The research also noted that severity of disability, such as the presence of cardiac disease or developmental delay, bore no relation to the application, granting or level of the DLA award.
Although all children with Down's syndrome meet the criteria of the DLA, only 80 per cent were receiving the benefit – this despite the fact that almost all young children with Down's syndrome require extra help due to global development delay, speech delay and associated health problems, including 40 per cent of children with the condition who have congenital heart defects.
Professor Stuart Logan, Professor of Paediatric Epidemiology and Director of the Institute of Health Service Research at the Peninsula Medical School, commented: “It seems frankly extraordinary given the extra needs they have that any child with Down's syndrome should be refused disability living allowance.

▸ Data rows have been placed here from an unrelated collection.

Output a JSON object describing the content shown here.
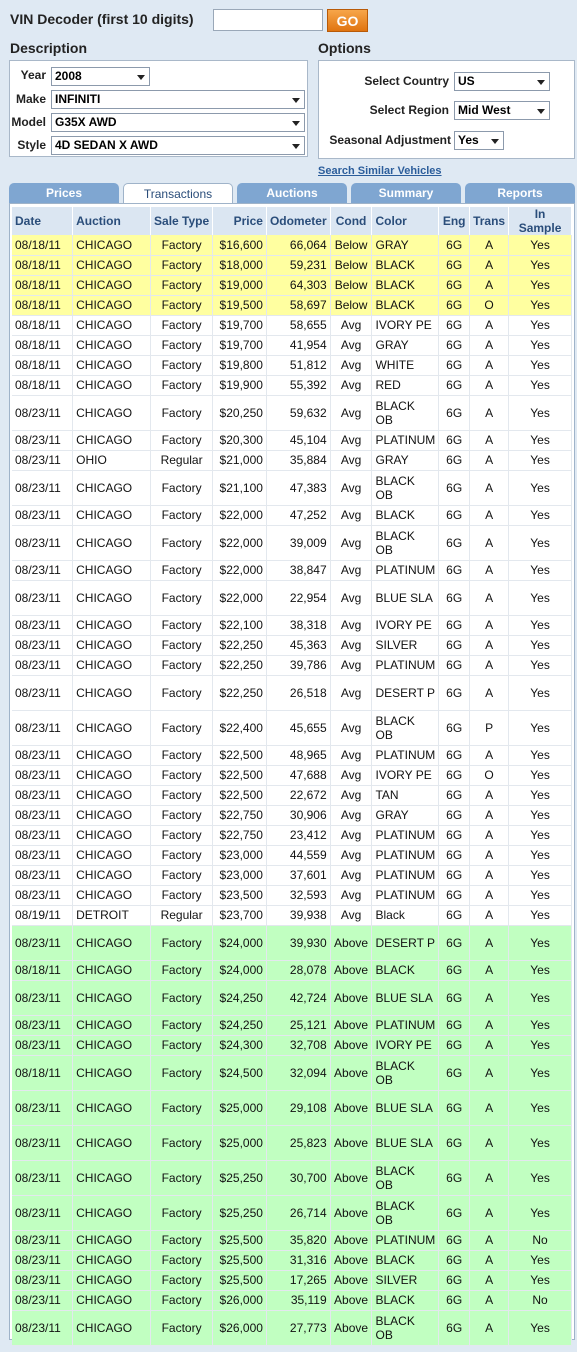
{
  "vin": {
    "label": "VIN Decoder (first 10 digits)",
    "value": "",
    "go_label": "GO"
  },
  "description": {
    "title": "Description",
    "fields": [
      {
        "label": "Year",
        "value": "2008"
      },
      {
        "label": "Make",
        "value": "INFINITI"
      },
      {
        "label": "Model",
        "value": "G35X AWD"
      },
      {
        "label": "Style",
        "value": "4D SEDAN X AWD"
      }
    ]
  },
  "options": {
    "title": "Options",
    "fields": [
      {
        "label": "Select Country",
        "value": "US"
      },
      {
        "label": "Select Region",
        "value": "Mid West"
      },
      {
        "label": "Seasonal Adjustment",
        "value": "Yes"
      }
    ]
  },
  "search_link": "Search Similar Vehicles",
  "tabs": [
    "Prices",
    "Transactions",
    "Auctions",
    "Summary",
    "Reports"
  ],
  "active_tab": "Transactions",
  "colors": {
    "below": "#ffffa0",
    "avg": "#ffffff",
    "above": "#c1ffc1",
    "tab": "#7fa6d1",
    "go": "#f08a20"
  },
  "table": {
    "columns": [
      "Date",
      "Auction",
      "Sale Type",
      "Price",
      "Odometer",
      "Cond",
      "Color",
      "Eng",
      "Trans",
      "In Sample"
    ],
    "rows": [
      [
        "08/18/11",
        "CHICAGO",
        "Factory",
        "$16,600",
        "66,064",
        "Below",
        "GRAY",
        "6G",
        "A",
        "Yes"
      ],
      [
        "08/18/11",
        "CHICAGO",
        "Factory",
        "$18,000",
        "59,231",
        "Below",
        "BLACK",
        "6G",
        "A",
        "Yes"
      ],
      [
        "08/18/11",
        "CHICAGO",
        "Factory",
        "$19,000",
        "64,303",
        "Below",
        "BLACK",
        "6G",
        "A",
        "Yes"
      ],
      [
        "08/18/11",
        "CHICAGO",
        "Factory",
        "$19,500",
        "58,697",
        "Below",
        "BLACK",
        "6G",
        "O",
        "Yes"
      ],
      [
        "08/18/11",
        "CHICAGO",
        "Factory",
        "$19,700",
        "58,655",
        "Avg",
        "IVORY PE",
        "6G",
        "A",
        "Yes"
      ],
      [
        "08/18/11",
        "CHICAGO",
        "Factory",
        "$19,700",
        "41,954",
        "Avg",
        "GRAY",
        "6G",
        "A",
        "Yes"
      ],
      [
        "08/18/11",
        "CHICAGO",
        "Factory",
        "$19,800",
        "51,812",
        "Avg",
        "WHITE",
        "6G",
        "A",
        "Yes"
      ],
      [
        "08/18/11",
        "CHICAGO",
        "Factory",
        "$19,900",
        "55,392",
        "Avg",
        "RED",
        "6G",
        "A",
        "Yes"
      ],
      [
        "08/23/11",
        "CHICAGO",
        "Factory",
        "$20,250",
        "59,632",
        "Avg",
        "BLACK OB",
        "6G",
        "A",
        "Yes"
      ],
      [
        "08/23/11",
        "CHICAGO",
        "Factory",
        "$20,300",
        "45,104",
        "Avg",
        "PLATINUM",
        "6G",
        "A",
        "Yes"
      ],
      [
        "08/23/11",
        "OHIO",
        "Regular",
        "$21,000",
        "35,884",
        "Avg",
        "GRAY",
        "6G",
        "A",
        "Yes"
      ],
      [
        "08/23/11",
        "CHICAGO",
        "Factory",
        "$21,100",
        "47,383",
        "Avg",
        "BLACK OB",
        "6G",
        "A",
        "Yes"
      ],
      [
        "08/23/11",
        "CHICAGO",
        "Factory",
        "$22,000",
        "47,252",
        "Avg",
        "BLACK",
        "6G",
        "A",
        "Yes"
      ],
      [
        "08/23/11",
        "CHICAGO",
        "Factory",
        "$22,000",
        "39,009",
        "Avg",
        "BLACK OB",
        "6G",
        "A",
        "Yes"
      ],
      [
        "08/23/11",
        "CHICAGO",
        "Factory",
        "$22,000",
        "38,847",
        "Avg",
        "PLATINUM",
        "6G",
        "A",
        "Yes"
      ],
      [
        "08/23/11",
        "CHICAGO",
        "Factory",
        "$22,000",
        "22,954",
        "Avg",
        "BLUE SLA",
        "6G",
        "A",
        "Yes"
      ],
      [
        "08/23/11",
        "CHICAGO",
        "Factory",
        "$22,100",
        "38,318",
        "Avg",
        "IVORY PE",
        "6G",
        "A",
        "Yes"
      ],
      [
        "08/23/11",
        "CHICAGO",
        "Factory",
        "$22,250",
        "45,363",
        "Avg",
        "SILVER",
        "6G",
        "A",
        "Yes"
      ],
      [
        "08/23/11",
        "CHICAGO",
        "Factory",
        "$22,250",
        "39,786",
        "Avg",
        "PLATINUM",
        "6G",
        "A",
        "Yes"
      ],
      [
        "08/23/11",
        "CHICAGO",
        "Factory",
        "$22,250",
        "26,518",
        "Avg",
        "DESERT P",
        "6G",
        "A",
        "Yes"
      ],
      [
        "08/23/11",
        "CHICAGO",
        "Factory",
        "$22,400",
        "45,655",
        "Avg",
        "BLACK OB",
        "6G",
        "P",
        "Yes"
      ],
      [
        "08/23/11",
        "CHICAGO",
        "Factory",
        "$22,500",
        "48,965",
        "Avg",
        "PLATINUM",
        "6G",
        "A",
        "Yes"
      ],
      [
        "08/23/11",
        "CHICAGO",
        "Factory",
        "$22,500",
        "47,688",
        "Avg",
        "IVORY PE",
        "6G",
        "O",
        "Yes"
      ],
      [
        "08/23/11",
        "CHICAGO",
        "Factory",
        "$22,500",
        "22,672",
        "Avg",
        "TAN",
        "6G",
        "A",
        "Yes"
      ],
      [
        "08/23/11",
        "CHICAGO",
        "Factory",
        "$22,750",
        "30,906",
        "Avg",
        "GRAY",
        "6G",
        "A",
        "Yes"
      ],
      [
        "08/23/11",
        "CHICAGO",
        "Factory",
        "$22,750",
        "23,412",
        "Avg",
        "PLATINUM",
        "6G",
        "A",
        "Yes"
      ],
      [
        "08/23/11",
        "CHICAGO",
        "Factory",
        "$23,000",
        "44,559",
        "Avg",
        "PLATINUM",
        "6G",
        "A",
        "Yes"
      ],
      [
        "08/23/11",
        "CHICAGO",
        "Factory",
        "$23,000",
        "37,601",
        "Avg",
        "PLATINUM",
        "6G",
        "A",
        "Yes"
      ],
      [
        "08/23/11",
        "CHICAGO",
        "Factory",
        "$23,500",
        "32,593",
        "Avg",
        "PLATINUM",
        "6G",
        "A",
        "Yes"
      ],
      [
        "08/19/11",
        "DETROIT",
        "Regular",
        "$23,700",
        "39,938",
        "Avg",
        "Black",
        "6G",
        "A",
        "Yes"
      ],
      [
        "08/23/11",
        "CHICAGO",
        "Factory",
        "$24,000",
        "39,930",
        "Above",
        "DESERT P",
        "6G",
        "A",
        "Yes"
      ],
      [
        "08/18/11",
        "CHICAGO",
        "Factory",
        "$24,000",
        "28,078",
        "Above",
        "BLACK",
        "6G",
        "A",
        "Yes"
      ],
      [
        "08/23/11",
        "CHICAGO",
        "Factory",
        "$24,250",
        "42,724",
        "Above",
        "BLUE SLA",
        "6G",
        "A",
        "Yes"
      ],
      [
        "08/23/11",
        "CHICAGO",
        "Factory",
        "$24,250",
        "25,121",
        "Above",
        "PLATINUM",
        "6G",
        "A",
        "Yes"
      ],
      [
        "08/23/11",
        "CHICAGO",
        "Factory",
        "$24,300",
        "32,708",
        "Above",
        "IVORY PE",
        "6G",
        "A",
        "Yes"
      ],
      [
        "08/18/11",
        "CHICAGO",
        "Factory",
        "$24,500",
        "32,094",
        "Above",
        "BLACK OB",
        "6G",
        "A",
        "Yes"
      ],
      [
        "08/23/11",
        "CHICAGO",
        "Factory",
        "$25,000",
        "29,108",
        "Above",
        "BLUE SLA",
        "6G",
        "A",
        "Yes"
      ],
      [
        "08/23/11",
        "CHICAGO",
        "Factory",
        "$25,000",
        "25,823",
        "Above",
        "BLUE SLA",
        "6G",
        "A",
        "Yes"
      ],
      [
        "08/23/11",
        "CHICAGO",
        "Factory",
        "$25,250",
        "30,700",
        "Above",
        "BLACK OB",
        "6G",
        "A",
        "Yes"
      ],
      [
        "08/23/11",
        "CHICAGO",
        "Factory",
        "$25,250",
        "26,714",
        "Above",
        "BLACK OB",
        "6G",
        "A",
        "Yes"
      ],
      [
        "08/23/11",
        "CHICAGO",
        "Factory",
        "$25,500",
        "35,820",
        "Above",
        "PLATINUM",
        "6G",
        "A",
        "No"
      ],
      [
        "08/23/11",
        "CHICAGO",
        "Factory",
        "$25,500",
        "31,316",
        "Above",
        "BLACK",
        "6G",
        "A",
        "Yes"
      ],
      [
        "08/23/11",
        "CHICAGO",
        "Factory",
        "$25,500",
        "17,265",
        "Above",
        "SILVER",
        "6G",
        "A",
        "Yes"
      ],
      [
        "08/23/11",
        "CHICAGO",
        "Factory",
        "$26,000",
        "35,119",
        "Above",
        "BLACK",
        "6G",
        "A",
        "No"
      ],
      [
        "08/23/11",
        "CHICAGO",
        "Factory",
        "$26,000",
        "27,773",
        "Above",
        "BLACK OB",
        "6G",
        "A",
        "Yes"
      ]
    ]
  }
}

To find that it is ethnic background and first language that predict the likelihood of getting this benefit rather than severity is a real indictment of this complex system.”
He added: “There needs to be more support from practitioners caring for disabled children with regard to making parents aware of their entitlement and how to complete the DLA forms and routine monitoring of the uptake of the DLA related to ethnicity and the first language spoken by the Department of Work and Pensions.”
Caroline Boys, Chief Executive of the Down's Syndrome Association, commented: "DLA should be based solely upon the needs of the child; it is unacceptable that any other criteria should affect the likelihood of receiving it, whether intentionally or not. It is appalling that so many families are going without the extra financial help that they are entitled to. DLA forms are notoriously difficult to complete, and this research suggests that the system needs to be simplified in order to make sure that assessment is fair."